Regulators have said the way to reach the underbanked is by limiting these kinds of fees. This summer, Zixta Martinez, the deputy director of the Consumer Financial Protection Bureau, included fee reductions as one of two ways banks could improve low-income households’ access to affordable banking products.
“Achieving this most basic access will require, first, offering low monthly fees and further reducing the cost of overdraft and insufficient-fund fees — while still providing lower-balance customers flexibility to help manage their expenses — and second, serving consumers in all areas of the country, including in banking deserts in rural areas and within communities of color,” Martinez said.

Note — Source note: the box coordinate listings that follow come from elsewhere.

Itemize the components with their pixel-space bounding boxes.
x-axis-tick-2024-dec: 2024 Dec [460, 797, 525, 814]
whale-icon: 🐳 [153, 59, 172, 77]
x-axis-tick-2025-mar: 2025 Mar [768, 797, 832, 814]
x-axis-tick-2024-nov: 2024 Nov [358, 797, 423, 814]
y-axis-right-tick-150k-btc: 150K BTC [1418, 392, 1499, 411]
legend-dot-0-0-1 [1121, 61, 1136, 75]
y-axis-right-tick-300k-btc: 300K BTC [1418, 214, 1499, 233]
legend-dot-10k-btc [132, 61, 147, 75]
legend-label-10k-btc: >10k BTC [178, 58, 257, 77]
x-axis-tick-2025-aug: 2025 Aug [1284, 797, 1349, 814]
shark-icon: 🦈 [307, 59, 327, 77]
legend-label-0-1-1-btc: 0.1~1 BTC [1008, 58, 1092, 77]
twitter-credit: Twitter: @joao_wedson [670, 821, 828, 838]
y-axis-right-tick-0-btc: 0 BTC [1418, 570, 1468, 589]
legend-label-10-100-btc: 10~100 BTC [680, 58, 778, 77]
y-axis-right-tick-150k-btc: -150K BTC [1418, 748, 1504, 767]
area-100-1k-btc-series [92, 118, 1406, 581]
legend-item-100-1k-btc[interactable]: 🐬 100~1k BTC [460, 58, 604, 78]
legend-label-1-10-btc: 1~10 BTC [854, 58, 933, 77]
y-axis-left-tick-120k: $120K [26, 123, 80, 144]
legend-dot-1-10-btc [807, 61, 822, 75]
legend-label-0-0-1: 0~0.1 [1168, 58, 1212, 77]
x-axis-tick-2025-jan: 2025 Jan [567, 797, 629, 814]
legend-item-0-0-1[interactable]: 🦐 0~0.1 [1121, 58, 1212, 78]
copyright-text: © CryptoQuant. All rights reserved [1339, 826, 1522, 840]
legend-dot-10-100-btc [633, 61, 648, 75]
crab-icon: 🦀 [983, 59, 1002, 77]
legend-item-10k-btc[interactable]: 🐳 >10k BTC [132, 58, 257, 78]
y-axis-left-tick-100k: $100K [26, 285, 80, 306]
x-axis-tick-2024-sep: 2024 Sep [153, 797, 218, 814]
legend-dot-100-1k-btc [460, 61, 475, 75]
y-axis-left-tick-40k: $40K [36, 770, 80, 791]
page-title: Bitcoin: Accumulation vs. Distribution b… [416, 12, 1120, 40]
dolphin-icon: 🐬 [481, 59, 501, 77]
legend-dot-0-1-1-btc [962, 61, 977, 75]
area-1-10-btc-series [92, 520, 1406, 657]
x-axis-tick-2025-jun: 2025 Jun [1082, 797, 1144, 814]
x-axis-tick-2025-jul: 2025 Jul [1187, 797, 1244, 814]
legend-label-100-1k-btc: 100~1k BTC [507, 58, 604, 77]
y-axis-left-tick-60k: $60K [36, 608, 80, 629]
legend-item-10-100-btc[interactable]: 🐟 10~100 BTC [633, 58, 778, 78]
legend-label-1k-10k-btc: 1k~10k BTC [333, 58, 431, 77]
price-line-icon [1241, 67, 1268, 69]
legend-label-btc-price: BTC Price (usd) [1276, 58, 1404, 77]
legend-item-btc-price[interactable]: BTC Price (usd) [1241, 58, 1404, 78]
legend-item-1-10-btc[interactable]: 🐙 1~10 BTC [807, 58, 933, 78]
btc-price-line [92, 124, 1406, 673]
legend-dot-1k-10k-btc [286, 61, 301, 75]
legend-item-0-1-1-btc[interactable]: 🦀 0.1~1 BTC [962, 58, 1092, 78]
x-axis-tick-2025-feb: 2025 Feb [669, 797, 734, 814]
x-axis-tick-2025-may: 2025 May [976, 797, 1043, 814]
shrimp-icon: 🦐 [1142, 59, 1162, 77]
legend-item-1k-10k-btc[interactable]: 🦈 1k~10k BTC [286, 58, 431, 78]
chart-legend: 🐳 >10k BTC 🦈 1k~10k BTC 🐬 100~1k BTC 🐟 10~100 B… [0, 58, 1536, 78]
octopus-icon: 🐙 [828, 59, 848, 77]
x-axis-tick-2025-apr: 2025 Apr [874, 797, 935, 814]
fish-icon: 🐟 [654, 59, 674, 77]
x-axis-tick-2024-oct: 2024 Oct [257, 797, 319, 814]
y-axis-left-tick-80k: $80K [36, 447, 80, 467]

Boost does not require a minimum balance, which is the most often cited reason underbanked people say they do not have an account, according to the 2021 FDIC report. Still, many mobile banking options available to the underbanked exclude all or most of these fees and some banks throw in fee-free overdraft protection on top. Among the 20 largest US banks, Citibank, Capital One and USAA offer fee-free overdraft, according to the CFPB. So, why would a Boost customer choose OmniMoney?
“We’re not trying to go out and compete with Chime for everybody,” Stokols said in response to a question about Boost’s fees. “We’re trying to add value to Boost customers and make Boost more unique.”
One way Stokols said Boost is adding value to the mobile service is by waiving OmniMoney fees for Boost customers. For example, OmniMoney will waive the $3.50 per transaction fee for remittances to Mexico if the sender has an active Boost Mobile account.
Stokols said on Oct. 28, the day after the OmniMoney announcement, that Boost would announce discounts and additional fee waivers “imminently,” as in within the coming days. So far, Boost has not made any new announcements about fee waivers. Its website does not have any information about fee waivers for customers.
Boost’s OmniMoney could help the company reduce churn, according to Stokols, which is currently a major focus. He said that, while Boost’s rates are the best on the prepaid market today, if a competitor like Metro decided to lower its rates, that would leave Boost unable to compete on price and scrambling for a different competitive edge.
OmniMoney is, so far, the most prominent example of how Boost is trying to differentiate with value-added services. Another it launched during the pandemic is a partnership with the telemedicine provider K Health.
The partnership gives customers with a higher-end Boost plan free access to messages with a doctor through the K Health app, allowing them to discuss health concerns, get prescriptions or order tests. Customers with lower-end monthly plans can pay $8 a month for access.
“We want to differentiate beyond just voice text and data and actually make the service stickier,” Stokols said.